The Boston Bruins will hope Nathan Horton is available for Saturday's Game 2.

The Boston Bruins will hope Nathan Horton is available for Saturday’s Game 2.

After Wednesday’s triple-overtime Game 1, the Boston Bruins and Chicago Blackhawks will both have been thankful for two days off between games, the Bruins more so than the Blackhawks.

Bruins’ right-winger Nathan Horton left the opening game with an unspecified upper body injury. Horton – who has tallied 18 points (7 goals, 11 assists) this postseason, second only to line-mate David Kreji’s 23 points (9 goals, 14 assists) – will be a game time decision.

“Hopefully Horty will find a way to play,” Bruins’ GM Peter Chiarelli told the Boston Herald.

“I understand if he can’t. I mean, he got injured. At the end of the day, it’s the player’s call. I do think this is a case where having the extra two days helps.”

If Horton does play, it will be a huge boost for Boston – trailing for the first time in a series this postseason – as the team looks to even up the series Saturday night (8:00 p.m. ET).

The Bruins held a 3-1 lead early in the third period of Game 1, but ultimately failed to hold on for the win. Goals from Dave Bolland and Johnny Oduya left the game tied at the end of regulation, and forcing the start of a marathon session. It was Andrew Shaw’s goal – his fifth of the playoffs – that finally separated the two sides at 12:08 in the third extra frame.

At 112 minutes and 8 seconds, the game proved to be the fifth longest in Stanley Cup Finals history, just 3:05 shorter than a 1990 classic between the Bruins and Edmonton Oilers that currently holds the record.

While Boston looks to draw level, Chicago will look to go up 2-0 for the third time this postseason. Blackhawks’ coach Joel Quenneville is unlikely to make drastic changes after Wednesday’s victory, but the team knows it needs to make some changes to avoid trailing late in the game again.

“The first game we didn’t know what to expect from each other, but now we know a little bit more,” forward Michael Frolik told the Chicago Sun Times.

“There are going to be a few adjustments. But we don’t want to change that much.”

Goaltender Corey Crawford – who has excelled this postseason – will look to put a stopper to more of Boston’s chances. He yielded three goals on 54 shots (.944 SV%) in Game 1, allowing three or more for just the sixth time in 18 playoff games this season.

Bruins’ netminder, Tuukka Rask will be thinking the same thing. He gave up four goals on 63 shots (.937 SV%) in Game 1, marking only the fifth time (from 17) that he’d allowed three or more this postseason.
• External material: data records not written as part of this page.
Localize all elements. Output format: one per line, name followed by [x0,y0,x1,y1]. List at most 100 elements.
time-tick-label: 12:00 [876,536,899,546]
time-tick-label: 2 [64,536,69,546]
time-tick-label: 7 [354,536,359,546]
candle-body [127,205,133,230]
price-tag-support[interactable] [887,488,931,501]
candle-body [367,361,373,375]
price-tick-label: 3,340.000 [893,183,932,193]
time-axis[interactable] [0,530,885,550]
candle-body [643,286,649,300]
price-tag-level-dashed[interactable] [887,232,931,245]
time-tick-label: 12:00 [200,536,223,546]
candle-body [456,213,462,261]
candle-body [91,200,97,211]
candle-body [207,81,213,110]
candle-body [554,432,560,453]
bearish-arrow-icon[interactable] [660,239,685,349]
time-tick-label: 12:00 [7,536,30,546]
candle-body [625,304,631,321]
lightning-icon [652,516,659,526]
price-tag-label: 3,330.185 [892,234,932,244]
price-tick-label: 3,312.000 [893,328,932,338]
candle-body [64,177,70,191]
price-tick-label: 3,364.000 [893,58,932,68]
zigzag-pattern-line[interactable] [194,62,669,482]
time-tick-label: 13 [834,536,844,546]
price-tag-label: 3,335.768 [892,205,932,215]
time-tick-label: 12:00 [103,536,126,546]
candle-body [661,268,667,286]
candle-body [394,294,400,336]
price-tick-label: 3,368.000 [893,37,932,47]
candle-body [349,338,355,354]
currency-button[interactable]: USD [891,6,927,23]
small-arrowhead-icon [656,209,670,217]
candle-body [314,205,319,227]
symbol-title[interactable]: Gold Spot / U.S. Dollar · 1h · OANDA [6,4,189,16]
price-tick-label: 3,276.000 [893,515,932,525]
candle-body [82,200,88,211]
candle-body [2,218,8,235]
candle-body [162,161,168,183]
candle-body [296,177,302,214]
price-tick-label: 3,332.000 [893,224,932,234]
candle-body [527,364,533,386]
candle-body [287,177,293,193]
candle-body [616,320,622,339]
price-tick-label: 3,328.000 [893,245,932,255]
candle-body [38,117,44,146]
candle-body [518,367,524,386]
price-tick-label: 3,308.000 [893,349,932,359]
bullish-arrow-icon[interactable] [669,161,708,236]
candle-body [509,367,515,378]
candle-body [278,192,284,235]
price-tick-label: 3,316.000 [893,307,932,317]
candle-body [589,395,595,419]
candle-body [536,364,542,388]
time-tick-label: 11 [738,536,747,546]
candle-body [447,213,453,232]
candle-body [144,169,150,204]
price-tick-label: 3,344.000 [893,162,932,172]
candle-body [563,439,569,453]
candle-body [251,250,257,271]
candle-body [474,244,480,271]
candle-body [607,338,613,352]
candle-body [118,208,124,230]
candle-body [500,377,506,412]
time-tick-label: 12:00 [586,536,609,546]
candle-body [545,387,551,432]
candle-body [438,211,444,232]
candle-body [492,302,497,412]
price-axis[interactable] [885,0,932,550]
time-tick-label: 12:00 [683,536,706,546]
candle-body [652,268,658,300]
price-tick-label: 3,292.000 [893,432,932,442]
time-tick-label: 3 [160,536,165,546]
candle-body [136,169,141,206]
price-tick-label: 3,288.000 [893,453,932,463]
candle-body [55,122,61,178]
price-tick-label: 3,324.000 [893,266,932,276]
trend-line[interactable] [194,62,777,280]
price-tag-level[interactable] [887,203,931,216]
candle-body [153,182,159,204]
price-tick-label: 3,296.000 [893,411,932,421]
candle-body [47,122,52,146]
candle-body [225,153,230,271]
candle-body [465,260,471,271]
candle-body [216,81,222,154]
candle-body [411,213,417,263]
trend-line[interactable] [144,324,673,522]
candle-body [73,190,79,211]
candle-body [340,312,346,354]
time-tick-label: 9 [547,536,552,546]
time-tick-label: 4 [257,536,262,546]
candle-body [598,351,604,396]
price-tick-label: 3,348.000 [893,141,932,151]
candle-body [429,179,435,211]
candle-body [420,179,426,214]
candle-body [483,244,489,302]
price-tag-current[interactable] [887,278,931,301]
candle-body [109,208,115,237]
Chicago captain Jonathan Toews enters the game one day after being awarded the Frank J. Selke Award, given out annually to the forward displaying the best defensive skills. Toews was the favorite to win the award, but only just edged out Boston’s Patrice Bergeron, adding another wrinkle to the on-going Finals’ storyline.

The Chicago Blackhawks will look to build on Game 1's success.

The Chicago Blackhawks will look to build on Game 1’s success.

Boston Bruins vs. Chicago Blackhawks odds for 6/15/13 (Game 2) are available now.

With a 10-1 record at home this postseason, Chicago (-152) understandably opens as the favorite. Only the Detroit Red Wings have managed to pick up a road win at the United Center, but Boston (+138) has the ability to change that. The Bruins are 6-3-0 straight up in their last nine against Chicago.

Most sportsbooks have marginally narrowed the gap between the two sides on the moneyline.

The over/under opened at five. Boston (8-7-2) has narrowly favored the over while Chicago (7-7-4) has split the over/under evenly. However, the last three Blackhawks games – including Game 1 in this series – and four of the last five have seen the total go over. That’s about the only hint at which way the over/under will go in Game 2, leaving bettors with a veritable crapshoot of a decision.